Faworki
Po obejrzeniu zaprzyjaźnionych blogów mnie również udzielił się karnawałowy nastrój pieczenia tradycyjnych zapustnych ciastek. Przygotowanie takich przysmaków w domu wymaga sporo czasu, trzeba też smażyć je na głębokim tłuszczu. Kiedy jednak ma się do pomocy małe, chętne rączki, żaden przepis nie jest taki straszny jak się wydaje ;)
Uśmiech na twarzy Ukochanego i Synka oraz widok kiedy zajadają faworki ze smakiem, sprawia, że mogłabym piec , piec, piec... i .... piec ! :)
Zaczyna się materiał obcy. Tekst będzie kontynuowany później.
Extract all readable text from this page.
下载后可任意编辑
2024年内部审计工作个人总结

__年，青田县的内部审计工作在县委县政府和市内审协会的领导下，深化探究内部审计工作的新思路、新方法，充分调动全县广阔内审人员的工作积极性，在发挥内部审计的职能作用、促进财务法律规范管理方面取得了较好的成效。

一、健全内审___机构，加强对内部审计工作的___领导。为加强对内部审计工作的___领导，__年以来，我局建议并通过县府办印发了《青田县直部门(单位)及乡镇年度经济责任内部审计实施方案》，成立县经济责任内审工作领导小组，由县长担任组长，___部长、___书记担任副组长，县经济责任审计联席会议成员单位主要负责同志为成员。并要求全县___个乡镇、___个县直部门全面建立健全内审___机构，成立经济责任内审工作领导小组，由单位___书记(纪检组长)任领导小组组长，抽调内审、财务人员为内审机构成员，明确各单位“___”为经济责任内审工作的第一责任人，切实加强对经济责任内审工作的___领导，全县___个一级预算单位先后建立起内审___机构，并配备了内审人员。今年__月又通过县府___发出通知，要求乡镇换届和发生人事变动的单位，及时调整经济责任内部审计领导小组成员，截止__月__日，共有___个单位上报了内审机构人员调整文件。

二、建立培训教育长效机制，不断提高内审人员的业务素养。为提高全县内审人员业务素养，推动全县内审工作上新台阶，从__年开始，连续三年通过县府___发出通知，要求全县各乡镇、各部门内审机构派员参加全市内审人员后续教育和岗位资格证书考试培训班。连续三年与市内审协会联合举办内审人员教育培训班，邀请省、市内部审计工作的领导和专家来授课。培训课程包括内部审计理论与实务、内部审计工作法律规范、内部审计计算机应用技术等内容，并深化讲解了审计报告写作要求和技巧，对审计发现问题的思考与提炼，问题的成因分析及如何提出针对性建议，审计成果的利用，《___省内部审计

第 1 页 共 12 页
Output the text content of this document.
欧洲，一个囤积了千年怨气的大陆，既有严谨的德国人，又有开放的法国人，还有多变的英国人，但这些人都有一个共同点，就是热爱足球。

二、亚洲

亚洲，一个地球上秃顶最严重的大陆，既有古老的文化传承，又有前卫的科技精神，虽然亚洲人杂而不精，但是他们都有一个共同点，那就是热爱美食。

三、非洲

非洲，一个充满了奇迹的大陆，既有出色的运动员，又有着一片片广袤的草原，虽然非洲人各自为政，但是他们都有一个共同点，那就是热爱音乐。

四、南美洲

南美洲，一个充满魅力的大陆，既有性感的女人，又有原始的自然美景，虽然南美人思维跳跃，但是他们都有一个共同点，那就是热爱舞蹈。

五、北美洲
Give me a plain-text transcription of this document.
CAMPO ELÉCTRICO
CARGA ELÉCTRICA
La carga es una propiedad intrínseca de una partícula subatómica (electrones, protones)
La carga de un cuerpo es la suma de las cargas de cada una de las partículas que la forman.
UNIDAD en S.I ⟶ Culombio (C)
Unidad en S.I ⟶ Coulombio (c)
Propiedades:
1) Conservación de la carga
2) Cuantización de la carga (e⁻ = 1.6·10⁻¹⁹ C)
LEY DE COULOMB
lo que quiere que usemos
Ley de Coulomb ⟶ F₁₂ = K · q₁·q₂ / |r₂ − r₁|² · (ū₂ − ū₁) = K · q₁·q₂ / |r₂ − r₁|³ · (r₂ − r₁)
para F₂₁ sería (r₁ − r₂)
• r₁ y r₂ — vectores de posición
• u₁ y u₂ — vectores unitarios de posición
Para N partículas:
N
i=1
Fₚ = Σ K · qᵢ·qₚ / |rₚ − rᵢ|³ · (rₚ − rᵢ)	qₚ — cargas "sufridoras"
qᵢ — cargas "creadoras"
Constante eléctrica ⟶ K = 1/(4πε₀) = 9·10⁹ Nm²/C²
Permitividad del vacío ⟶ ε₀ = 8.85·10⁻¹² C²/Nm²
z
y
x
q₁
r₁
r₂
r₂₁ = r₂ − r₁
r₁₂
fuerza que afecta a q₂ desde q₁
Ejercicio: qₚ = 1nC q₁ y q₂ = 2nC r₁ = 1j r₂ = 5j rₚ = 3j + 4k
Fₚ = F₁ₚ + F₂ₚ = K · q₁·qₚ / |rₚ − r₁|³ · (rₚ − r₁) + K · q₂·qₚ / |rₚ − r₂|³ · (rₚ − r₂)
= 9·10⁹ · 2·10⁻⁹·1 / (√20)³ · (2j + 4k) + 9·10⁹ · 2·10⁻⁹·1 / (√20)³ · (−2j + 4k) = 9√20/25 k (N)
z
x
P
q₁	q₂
Przepis na faworki zapożyczyłam od Evenki czyli Arabeski Waniliowej :)
Składniki:
*2 szklanki mąki
*3 żółtka
*4 łyżki śmietany
*1 łyżka wody
*sok z połówki cytryny
*1 łyżka cukru pudru
*szczypta soli
Wykonanie :
Wszystkie składniki wymieszać i dokładnie wyrobić. Ciasto dobrze zbić wałkiem i odstawić na 20 minut. Rozwałkować bardzo cienko, pokroić w paski nożem i poprzecinać na mniejsze kawałki.
W środku każdego z nich zrobić nacięcie i poprzewlekać końce raz lub dwa razy. Synek przewlekał, stąd takie kształty - jego fantazja :)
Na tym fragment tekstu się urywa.